Get the Recipe:Vegan Buckwheat Crepes With Mushrooms
Yield: 10large crepes
Prep Time: 5mins
Cook Time: 25mins
Total Time: 30mins
Vegan buckwheat crepes with mushrooms! Flavourful and comforting, these are a great savoury breakfast or weekend brunch, as well as a yummy breakfast for dinner option. Gluten-free, oil-free and easy.
Add the buckwheat flour, ground flaxseed, coconut sugar, salt and almond milk to a large mixing bowl. Whisk the ingredients together really well.

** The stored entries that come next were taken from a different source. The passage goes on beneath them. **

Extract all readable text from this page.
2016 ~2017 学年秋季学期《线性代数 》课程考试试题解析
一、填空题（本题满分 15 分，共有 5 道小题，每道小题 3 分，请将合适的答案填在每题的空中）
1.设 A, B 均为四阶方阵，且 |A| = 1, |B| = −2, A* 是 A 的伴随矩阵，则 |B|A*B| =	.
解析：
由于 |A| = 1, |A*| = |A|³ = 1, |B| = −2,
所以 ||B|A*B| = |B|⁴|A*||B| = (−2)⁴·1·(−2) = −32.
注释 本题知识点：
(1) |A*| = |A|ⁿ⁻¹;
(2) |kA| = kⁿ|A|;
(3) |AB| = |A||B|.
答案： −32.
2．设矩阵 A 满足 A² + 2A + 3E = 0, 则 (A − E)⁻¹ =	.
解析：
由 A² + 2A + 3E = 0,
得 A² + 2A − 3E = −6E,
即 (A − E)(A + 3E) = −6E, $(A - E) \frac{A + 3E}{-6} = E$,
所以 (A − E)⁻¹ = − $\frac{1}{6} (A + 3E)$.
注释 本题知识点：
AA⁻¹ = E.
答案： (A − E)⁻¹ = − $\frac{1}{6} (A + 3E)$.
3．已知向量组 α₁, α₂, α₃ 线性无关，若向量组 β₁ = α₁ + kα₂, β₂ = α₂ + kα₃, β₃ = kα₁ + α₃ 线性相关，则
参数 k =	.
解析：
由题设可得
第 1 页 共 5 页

Heat a large non-stick frying pan over a medium-low heat. Add enough batter to the frying pan to cover the entire surface (around 1/4 cup per crepe). Cook for around 2 minutes, until it is easy to lift up the crepe. Flip, then cook for a further thirty seconds on the other side.
Mushroom filling
Meanwhile, prepare the mushroom filling. Add the onion to a non-stick saucepan and cook for 2-3 minutes, until translucent.
Add the mushrooms and cook for a further 3-4 minutes, until they shrink down.
Add in the almond milk, cumin, garlic granules, corn starch, tamari and kale. Cook for 2-3 minutes, until the kale wilts and the sauce thickens.